Afterwards we went to have something to eat - the scene where Herod gives the Wise Men a meal had made me terribly hungry - so in lieu of something Middle Eastern we popped into a Greek restuarant very near the cinema and had a tasty meal with some exceptionally nice feta cheese. J said the waitress sounded Polish and I agreed she had that sense of innate dignity that so many Poles have and which most modern Bris absolutely seem to lack. Afterwards we went to Notting Hill Tube station and there I suddenly realised I had left my specs at the restaurant - went back, and the nice waitress had them waiting for me. I said thank-you in Polish, and Jamie's hunch was right - she was Polish. Most satistfying.
Jamie says that some people claim - and people have claimed over hundreds of years, so it's worth taking seriously - that Our Lady didn't suffer the normal pains of childbirth. But in this film she does. We discussed. Surely she must have suffered pain, since Our Lord did on Calvary? And we know she suffered with him there, and stood at the foot of the Cross.....
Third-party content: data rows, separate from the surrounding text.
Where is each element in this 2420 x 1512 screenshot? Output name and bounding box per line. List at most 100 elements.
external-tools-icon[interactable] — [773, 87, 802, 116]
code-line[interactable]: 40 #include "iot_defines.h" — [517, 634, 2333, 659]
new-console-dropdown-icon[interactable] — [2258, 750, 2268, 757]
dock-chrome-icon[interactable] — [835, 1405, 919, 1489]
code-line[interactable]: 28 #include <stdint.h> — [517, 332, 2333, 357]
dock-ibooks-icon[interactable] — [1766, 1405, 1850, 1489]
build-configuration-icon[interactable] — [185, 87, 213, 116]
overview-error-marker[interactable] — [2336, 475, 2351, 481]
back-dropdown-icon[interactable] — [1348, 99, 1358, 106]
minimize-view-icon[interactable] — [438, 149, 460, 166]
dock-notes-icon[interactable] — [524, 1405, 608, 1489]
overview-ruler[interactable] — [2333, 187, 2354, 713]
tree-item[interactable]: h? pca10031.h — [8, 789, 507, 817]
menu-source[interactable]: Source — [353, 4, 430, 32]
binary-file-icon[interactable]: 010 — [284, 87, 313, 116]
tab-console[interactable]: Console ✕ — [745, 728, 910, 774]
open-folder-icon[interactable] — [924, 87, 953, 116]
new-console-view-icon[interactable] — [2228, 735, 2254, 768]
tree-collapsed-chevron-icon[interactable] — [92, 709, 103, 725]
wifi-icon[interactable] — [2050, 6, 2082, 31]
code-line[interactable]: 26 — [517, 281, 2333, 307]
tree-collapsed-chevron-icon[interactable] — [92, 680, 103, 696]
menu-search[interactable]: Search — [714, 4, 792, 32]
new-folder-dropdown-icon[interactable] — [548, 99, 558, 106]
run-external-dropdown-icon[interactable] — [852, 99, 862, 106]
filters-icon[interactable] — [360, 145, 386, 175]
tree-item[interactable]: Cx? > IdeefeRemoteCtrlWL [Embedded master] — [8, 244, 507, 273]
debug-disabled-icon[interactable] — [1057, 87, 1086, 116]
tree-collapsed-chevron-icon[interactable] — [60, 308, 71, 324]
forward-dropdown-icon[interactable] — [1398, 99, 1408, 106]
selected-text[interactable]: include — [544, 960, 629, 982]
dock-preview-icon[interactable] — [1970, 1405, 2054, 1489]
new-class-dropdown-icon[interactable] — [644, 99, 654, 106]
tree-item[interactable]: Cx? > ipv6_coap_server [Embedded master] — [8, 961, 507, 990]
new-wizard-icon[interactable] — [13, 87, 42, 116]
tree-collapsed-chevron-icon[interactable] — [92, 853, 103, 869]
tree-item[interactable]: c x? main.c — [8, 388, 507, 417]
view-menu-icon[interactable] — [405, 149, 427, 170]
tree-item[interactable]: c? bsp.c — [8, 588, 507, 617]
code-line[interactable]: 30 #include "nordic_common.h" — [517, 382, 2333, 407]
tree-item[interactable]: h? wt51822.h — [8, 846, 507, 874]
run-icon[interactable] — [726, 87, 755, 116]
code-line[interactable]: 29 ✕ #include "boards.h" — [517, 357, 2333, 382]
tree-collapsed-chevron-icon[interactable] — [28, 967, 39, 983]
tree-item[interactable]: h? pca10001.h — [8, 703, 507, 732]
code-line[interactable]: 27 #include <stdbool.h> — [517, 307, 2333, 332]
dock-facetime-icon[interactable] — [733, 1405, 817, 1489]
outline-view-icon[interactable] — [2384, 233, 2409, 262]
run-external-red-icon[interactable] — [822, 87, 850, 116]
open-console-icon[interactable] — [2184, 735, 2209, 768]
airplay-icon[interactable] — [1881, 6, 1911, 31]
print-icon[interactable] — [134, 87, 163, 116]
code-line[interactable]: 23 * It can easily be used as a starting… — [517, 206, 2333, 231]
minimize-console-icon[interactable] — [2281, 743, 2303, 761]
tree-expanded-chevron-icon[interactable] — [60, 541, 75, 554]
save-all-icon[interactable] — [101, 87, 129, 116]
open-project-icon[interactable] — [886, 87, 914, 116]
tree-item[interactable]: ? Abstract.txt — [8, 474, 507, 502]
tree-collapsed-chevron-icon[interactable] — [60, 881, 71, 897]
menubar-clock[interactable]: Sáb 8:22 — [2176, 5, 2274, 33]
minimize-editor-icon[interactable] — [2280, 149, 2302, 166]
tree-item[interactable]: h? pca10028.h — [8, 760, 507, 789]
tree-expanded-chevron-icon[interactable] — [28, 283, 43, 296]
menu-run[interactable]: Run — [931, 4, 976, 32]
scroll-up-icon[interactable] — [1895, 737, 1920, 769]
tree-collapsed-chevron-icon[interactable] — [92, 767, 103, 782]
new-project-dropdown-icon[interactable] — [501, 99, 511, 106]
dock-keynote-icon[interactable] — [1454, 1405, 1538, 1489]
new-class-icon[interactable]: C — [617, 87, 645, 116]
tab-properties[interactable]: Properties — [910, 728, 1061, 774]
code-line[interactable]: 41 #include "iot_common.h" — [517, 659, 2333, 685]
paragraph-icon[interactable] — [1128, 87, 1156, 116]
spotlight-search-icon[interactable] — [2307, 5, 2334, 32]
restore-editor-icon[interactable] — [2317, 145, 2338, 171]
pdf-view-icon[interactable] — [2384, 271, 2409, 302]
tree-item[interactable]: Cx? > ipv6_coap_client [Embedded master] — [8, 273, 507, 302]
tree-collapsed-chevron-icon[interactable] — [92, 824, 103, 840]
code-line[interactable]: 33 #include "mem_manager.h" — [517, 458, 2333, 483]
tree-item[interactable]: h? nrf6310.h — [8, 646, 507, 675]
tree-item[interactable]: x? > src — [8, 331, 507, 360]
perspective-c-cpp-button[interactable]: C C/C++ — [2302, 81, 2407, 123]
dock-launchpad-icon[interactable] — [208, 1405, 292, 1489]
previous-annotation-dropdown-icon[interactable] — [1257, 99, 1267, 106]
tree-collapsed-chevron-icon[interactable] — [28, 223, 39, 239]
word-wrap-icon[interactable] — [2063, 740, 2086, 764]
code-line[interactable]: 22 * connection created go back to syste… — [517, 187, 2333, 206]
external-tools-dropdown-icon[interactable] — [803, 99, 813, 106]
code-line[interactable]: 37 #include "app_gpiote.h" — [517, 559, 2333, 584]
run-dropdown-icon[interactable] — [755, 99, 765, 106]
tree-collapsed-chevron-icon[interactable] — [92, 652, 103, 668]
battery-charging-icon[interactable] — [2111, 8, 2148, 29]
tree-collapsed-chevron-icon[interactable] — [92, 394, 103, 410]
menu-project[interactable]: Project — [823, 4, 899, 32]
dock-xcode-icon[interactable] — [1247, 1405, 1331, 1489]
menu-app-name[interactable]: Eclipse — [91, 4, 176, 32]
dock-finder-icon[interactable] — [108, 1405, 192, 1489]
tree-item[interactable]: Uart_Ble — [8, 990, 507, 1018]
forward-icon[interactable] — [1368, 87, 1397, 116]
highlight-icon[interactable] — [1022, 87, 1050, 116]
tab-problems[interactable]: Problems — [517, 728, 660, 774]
I added that women down the centuries have taken comfort from the thought that Mary endured the same pains of childbirth that they had to endure, but J. said that wasn't neccessarily evidence.
A more complicated point, but to me a relevant one, is that one couldn't specifically eliminate childbirth pain without eliminating other pains, too - I mean, if Mary had, say, jabbed her hand accidentally on rock in the cave, would she have felt pain? Of course. Tiredness on the long journey? Naturally. Exacerbated by being with child? Of course. But then that latter part is all part of the childbirth experience - when could you say that discomfort ends and pain begins, and why would one be seen as part of Mary's ordeal but not the other?
And if the birth wasn't a normal one, but just a sort of sudden miraculous arrival with no normal birth procedure, why does the Gospel go into such specific detail about all the other homely bits - Joseph's worry about Mary's reputation, the practical arrangements such as bringing the swaddling-cloths and using the manger as a cradle? At which point does all the normal sense of a truthful account - which is partly what makes the Gospel so compellingly convincing - disappear? If the Son of God was not born of a woman in the normal way, but just arrived suddenly and painlessly into her arms, surely the Gospel would say so?
Anyway, this took us into v. deep discussion and we wanted to continue it on the Tube but didn't because of people listening, so I just went on thinking about Christmas and God coming into human history. At the cinema, a couple of nice (black, and I am sure Christian) girls said "Makes Christmas seem, like, real, doesn't it?" Yes.